Re: Serious bug in recursive retrieval behaviour occured in v. 1.8

2002-04-05 Thread Robert Mücke

Dear Ian,

 I couldn't reproduce this with wget 1.8 and a local Apache server
 (but I didn't attempt to reconfigure Apache in an attempt to
 reproduce it).

 A few recursive retrieval bugs were fixed in wget 1.8.1. Is it
 possible for you to test that version? (You may want to limit the
 recursion depth and the maximum amount to download if repeating the
 test!)

I found out that there have to be more circumstances fullfilled in order
to reproduce this bug. I have a local copy of the website where it
occurred, and it seems necessary to have nearly all the files in the
web server dir, not only the corrupted one(s). I tested wget 1.8.1 and it
worked well, without the bug.

Regards, Robert




Serious bug in recursive retrieval behaviour occured in v. 1.8

2002-04-04 Thread Robert Mücke

Dear wget team,

recently found a bug in the version 1.8 of the wget program (recursive
retrieval) that did not occur in earlier versions (at least as far as
I can see, 1.7 is definitly not affected).

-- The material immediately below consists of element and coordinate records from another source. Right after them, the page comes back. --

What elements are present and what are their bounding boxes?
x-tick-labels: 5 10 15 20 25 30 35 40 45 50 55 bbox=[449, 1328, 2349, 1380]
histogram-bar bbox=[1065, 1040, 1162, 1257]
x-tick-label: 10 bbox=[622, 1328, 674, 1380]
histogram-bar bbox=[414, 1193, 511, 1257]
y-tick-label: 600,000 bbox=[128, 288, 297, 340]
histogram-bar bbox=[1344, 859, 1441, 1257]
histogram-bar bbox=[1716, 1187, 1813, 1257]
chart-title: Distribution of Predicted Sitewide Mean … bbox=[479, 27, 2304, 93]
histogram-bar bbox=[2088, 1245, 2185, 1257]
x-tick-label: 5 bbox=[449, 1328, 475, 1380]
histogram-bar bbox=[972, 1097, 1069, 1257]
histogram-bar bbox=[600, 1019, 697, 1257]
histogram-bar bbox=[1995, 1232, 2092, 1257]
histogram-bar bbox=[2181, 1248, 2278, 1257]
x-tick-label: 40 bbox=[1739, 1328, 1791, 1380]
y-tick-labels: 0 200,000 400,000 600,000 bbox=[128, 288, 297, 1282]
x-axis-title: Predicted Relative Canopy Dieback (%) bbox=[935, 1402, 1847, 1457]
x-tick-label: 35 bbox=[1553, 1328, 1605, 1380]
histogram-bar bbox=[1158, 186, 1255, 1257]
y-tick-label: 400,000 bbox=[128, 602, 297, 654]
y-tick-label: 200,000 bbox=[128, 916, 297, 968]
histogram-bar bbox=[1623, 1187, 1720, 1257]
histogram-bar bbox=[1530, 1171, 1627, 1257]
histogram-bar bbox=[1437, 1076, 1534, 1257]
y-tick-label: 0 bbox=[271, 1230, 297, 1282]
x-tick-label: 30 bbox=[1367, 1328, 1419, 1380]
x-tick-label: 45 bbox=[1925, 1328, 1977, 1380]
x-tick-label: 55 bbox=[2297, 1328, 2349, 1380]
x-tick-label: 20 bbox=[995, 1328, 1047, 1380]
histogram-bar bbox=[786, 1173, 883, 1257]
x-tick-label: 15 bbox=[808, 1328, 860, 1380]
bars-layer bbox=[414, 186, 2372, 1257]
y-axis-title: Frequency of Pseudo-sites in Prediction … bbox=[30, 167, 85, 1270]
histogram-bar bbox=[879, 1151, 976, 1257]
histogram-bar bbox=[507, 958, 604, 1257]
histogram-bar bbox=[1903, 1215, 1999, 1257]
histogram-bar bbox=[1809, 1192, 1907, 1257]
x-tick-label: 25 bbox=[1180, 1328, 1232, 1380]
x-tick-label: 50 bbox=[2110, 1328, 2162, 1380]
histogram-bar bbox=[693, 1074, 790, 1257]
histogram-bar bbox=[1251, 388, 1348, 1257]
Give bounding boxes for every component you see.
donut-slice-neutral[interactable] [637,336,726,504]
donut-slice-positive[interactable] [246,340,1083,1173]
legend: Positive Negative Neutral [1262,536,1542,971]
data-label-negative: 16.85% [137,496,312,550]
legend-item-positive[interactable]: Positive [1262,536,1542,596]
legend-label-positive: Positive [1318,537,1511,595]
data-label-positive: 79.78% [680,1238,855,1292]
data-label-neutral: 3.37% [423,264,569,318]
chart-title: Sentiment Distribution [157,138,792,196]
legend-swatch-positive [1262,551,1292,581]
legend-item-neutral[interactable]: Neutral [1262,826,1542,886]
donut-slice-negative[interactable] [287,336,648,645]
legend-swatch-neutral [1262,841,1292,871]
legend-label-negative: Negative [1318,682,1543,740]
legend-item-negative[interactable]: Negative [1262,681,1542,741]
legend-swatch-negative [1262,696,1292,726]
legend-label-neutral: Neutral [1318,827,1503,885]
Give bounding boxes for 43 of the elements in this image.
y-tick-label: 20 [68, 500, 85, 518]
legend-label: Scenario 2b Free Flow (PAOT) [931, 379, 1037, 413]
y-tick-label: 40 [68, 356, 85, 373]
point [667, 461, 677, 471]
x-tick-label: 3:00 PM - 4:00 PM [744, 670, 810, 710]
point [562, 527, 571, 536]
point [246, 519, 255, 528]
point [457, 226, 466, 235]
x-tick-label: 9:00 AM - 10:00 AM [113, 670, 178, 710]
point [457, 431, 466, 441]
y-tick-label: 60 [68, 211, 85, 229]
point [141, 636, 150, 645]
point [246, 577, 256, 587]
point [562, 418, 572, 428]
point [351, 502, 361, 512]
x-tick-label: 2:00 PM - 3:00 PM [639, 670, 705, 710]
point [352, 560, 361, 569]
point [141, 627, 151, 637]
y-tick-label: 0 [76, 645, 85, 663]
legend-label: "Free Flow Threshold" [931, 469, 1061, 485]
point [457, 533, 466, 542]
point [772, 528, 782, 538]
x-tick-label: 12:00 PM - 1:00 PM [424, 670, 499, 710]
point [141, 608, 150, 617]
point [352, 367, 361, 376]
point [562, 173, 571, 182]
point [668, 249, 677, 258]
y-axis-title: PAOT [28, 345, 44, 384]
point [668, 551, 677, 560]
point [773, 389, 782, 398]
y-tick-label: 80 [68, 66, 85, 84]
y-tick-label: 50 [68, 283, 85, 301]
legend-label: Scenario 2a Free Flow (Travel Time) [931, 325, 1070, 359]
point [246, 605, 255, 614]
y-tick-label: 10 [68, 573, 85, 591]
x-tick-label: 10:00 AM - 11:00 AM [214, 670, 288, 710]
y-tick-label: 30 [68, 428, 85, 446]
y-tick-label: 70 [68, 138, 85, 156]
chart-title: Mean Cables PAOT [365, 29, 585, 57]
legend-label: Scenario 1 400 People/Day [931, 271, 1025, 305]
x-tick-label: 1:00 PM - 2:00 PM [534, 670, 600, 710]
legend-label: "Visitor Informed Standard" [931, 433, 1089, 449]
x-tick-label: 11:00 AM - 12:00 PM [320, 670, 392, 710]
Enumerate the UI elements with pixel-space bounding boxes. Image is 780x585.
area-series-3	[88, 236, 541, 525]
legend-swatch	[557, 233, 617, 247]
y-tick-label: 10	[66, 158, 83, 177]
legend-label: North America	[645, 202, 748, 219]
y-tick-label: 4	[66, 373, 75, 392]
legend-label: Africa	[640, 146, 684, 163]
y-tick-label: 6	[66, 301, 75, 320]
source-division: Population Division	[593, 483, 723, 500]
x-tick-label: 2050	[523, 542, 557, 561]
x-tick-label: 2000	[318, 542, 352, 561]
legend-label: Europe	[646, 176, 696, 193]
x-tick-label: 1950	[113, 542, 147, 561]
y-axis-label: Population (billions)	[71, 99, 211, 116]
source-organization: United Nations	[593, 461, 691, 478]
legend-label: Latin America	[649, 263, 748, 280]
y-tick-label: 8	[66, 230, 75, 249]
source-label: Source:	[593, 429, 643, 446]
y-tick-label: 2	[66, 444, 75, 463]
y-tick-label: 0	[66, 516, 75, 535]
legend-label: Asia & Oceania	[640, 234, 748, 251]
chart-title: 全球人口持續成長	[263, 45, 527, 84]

The new wget version treats single ?xxx hrefs the same way as hrefs to
anchors (#xxx). So e.g. an, misplaced, a href=xx/a reference
leads to an http request of http://www.xxx.xxx/currentfile.html;
(in difference to earlier versions that treated the  as a single
file name). Now, while this is not a bad thing, wget 1.8 then starts
to send requests of the form
http://www.xxx.xxx/curentfile.html/anotherfile.html;, although
anotherfile.html is e.g. also in the root dir, or at least
http://www.xxx.xxx//curentfile.html; which can causes wget to send a
retrieval requenst for the file a second time and, if time stamp missing,
to download it twice.

I had experience with a server that did not answer 404, file
not found, on such errorous recursive requests, but sent again the contains
of currentfile.html, but now as another URL in another directory level which
ended up in an infinite request
loop, diving deeper and deeper in directories that actually do not exist on
the server. (I actually got serious problems, unfortunately, the person
affected considers legal steps, because the uncontrolled
wget downloaded the site about 20 times over - till it has been shut down)

So it seems to be important to correct this behaviour. I think you only need
to set up a test site (maybe with some subdirs) containing one file with
an errorous href= tag to reproduce this (maybe only in parts
depending on your server configuration).

Sincerly,
Robert Muecke